Les personnes en bonne santé qui développent des complications graves après une infection virale respiratoire telle que la grippe, le VRS ou le Covid produisent des niveaux très élevés d’une protéine enzymatique impliquée dans le métabolisme des lipides : une découverte biochimique intrigante qui pourrait rapidement identifier les patients à haut risque. et améliore leur taux de survie.

Les infections par les principaux virus respiratoires (grippe, RSV et plus récemment Covid) sont généralement très bénignes, mais peuvent être très dangereuses pour certaines personnes à risque, notamment les personnes âgées et celles atteintes d’autres maladies (comorbidités).

Ces infections graves sont provoquées par des perturbations majeures de la réponse immunitaire, notamment la génération d’une tempête de cytokines (hypercytokinémie), qui peut entraîner des lésions pulmonaires importantes et la mort chez les individus infectés.

Les cytokines sont des molécules importantes sécrétées dans le sang et agissent comme médiateurs moléculaires entre les cellules du corps pour la réponse immunitaire et inflammatoire.

En bonne santé, mais toujours vulnérable

Bien que la plupart des décès associés aux infections respiratoires surviennent dans des populations à haut risque, une proportion importante d’infections respiratoires aiguës touchent également des populations saines sans aucun facteur de risque.

Par exemple, dans une étude, parmi les patients hospitalisés pour la grippe au cours de la saison 2015-2016, plus de 60 % d’entre eux n’avaient aucune maladie sous-jacente (1).

Il existe donc clairement d’autres facteurs de risque d’infections graves en fonction de l’âge ou de l’état de santé général.

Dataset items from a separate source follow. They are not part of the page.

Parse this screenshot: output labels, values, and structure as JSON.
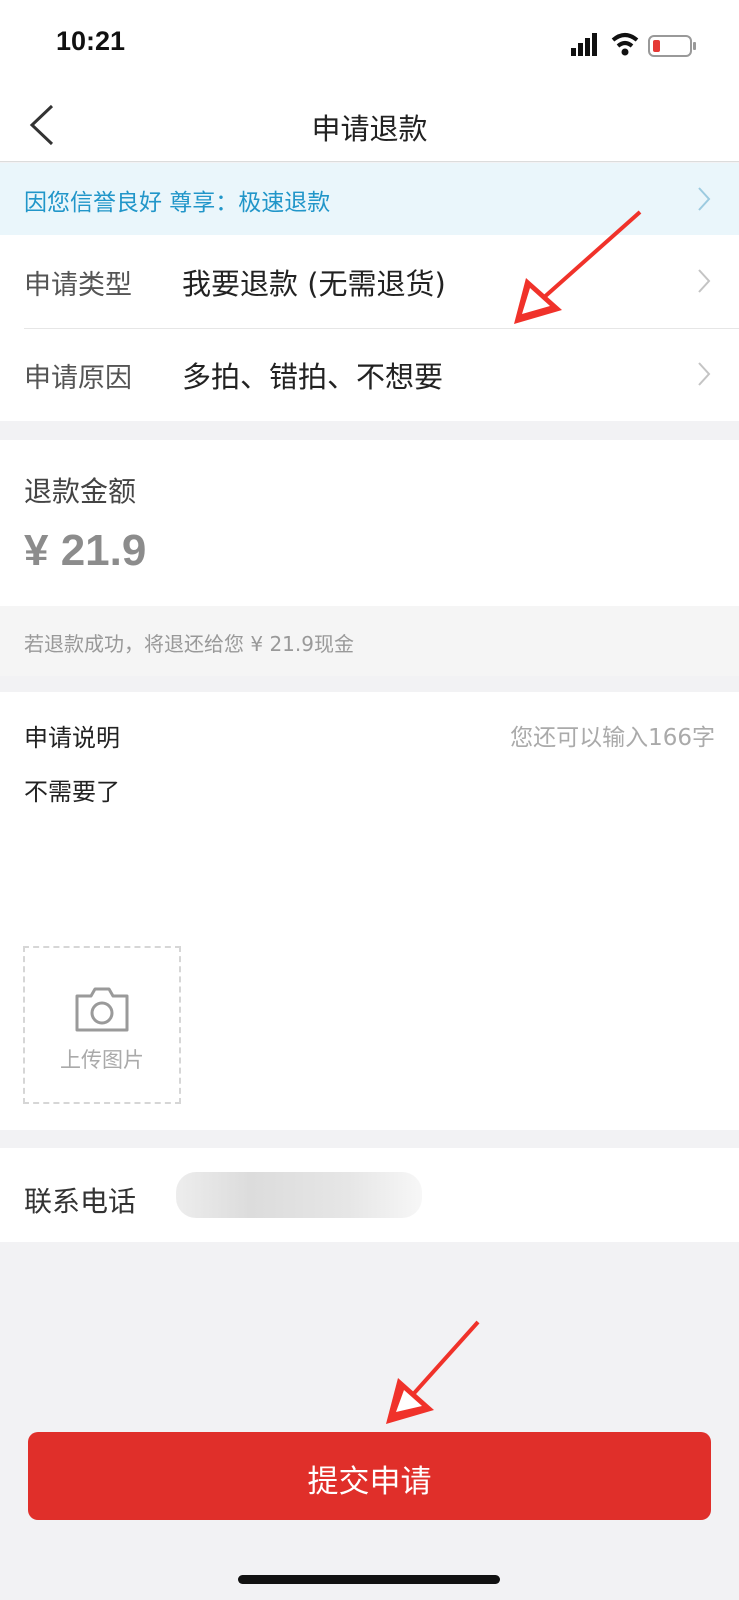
{
  "status": {
    "time": "10:21",
    "icons": [
      "signal-icon",
      "wifi-icon",
      "battery-icon"
    ]
  },
  "nav": {
    "title": "申请退款",
    "back_icon": "chevron-left-icon"
  },
  "banner": {
    "text": "因您信誉良好 尊享：极速退款"
  },
  "application": {
    "type_label": "申请类型",
    "type_value": "我要退款 (无需退货)",
    "reason_label": "申请原因",
    "reason_value": "多拍、错拍、不想要"
  },
  "refund": {
    "amount_label": "退款金额",
    "amount_value": "¥ 21.9",
    "note": "若退款成功，将退还给您 ¥ 21.9现金"
  },
  "description": {
    "label": "申请说明",
    "counter": "您还可以输入166字",
    "text": "不需要了",
    "upload_label": "上传图片"
  },
  "contact": {
    "label": "联系电话"
  },
  "submit": {
    "label": "提交申请"
  },
  "colors": {
    "accent_red": "#e02f2a",
    "banner_blue": "#2196c9",
    "banner_bg": "#eaf6fb"
  }
}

Une enzyme en forte augmentation

Dans une étude d’envergure, réunissant des chercheurs d’une quinzaine d’institutions médicales à travers le monde, nous avons mis en évidence l’un des principaux facteurs pouvant expliquer ce mystère (2).

Les chercheurs ont d’abord analysé des échantillons de sang prélevés sur certaines des personnes décédées de la grippe aviaire H7N9 qui s’est propagée aux humains en 2013.

En comparant des échantillons provenant d’autres personnes ayant survécu à l’infection, ils ont (étonnamment) découvert des niveaux plus élevés d’inflammation provoqués par une « tempête de cytokines ».

Une analyse plus approfondie des gènes exprimés par les patients lors de leur hospitalisation a donné un résultat plus surprenant : le niveau de l’enzyme oléoyl-ACP hydrolase (OLAH) a augmenté de 82 fois par rapport aux survivants.

Cette augmentation spectaculaire des taux d’OLAH a également été observée dans d’autres types d’infections pulmonaires virales.

Par exemple, il a été constaté que les patients atteints de grippe saisonnière très malades (sous ventilateurs) présentaient des niveaux d’OLAH plus élevés que les témoins sains.

Les niveaux d’expression d’OLAH étaient également élevés chez les patients atteints de Covid-19 aigus et les enfants hospitalisés à la suite d’une infection par le virus respiratoire syncytial (VRS).

gouttelettes lipidiques

Ce rôle important de l’OLAH dans la gravité des infections virales est totalement inattendu, puisque cette enzyme participe à la synthèse des acides gras, elle n’a donc à première vue rien à voir avec l’immunité contre les virus.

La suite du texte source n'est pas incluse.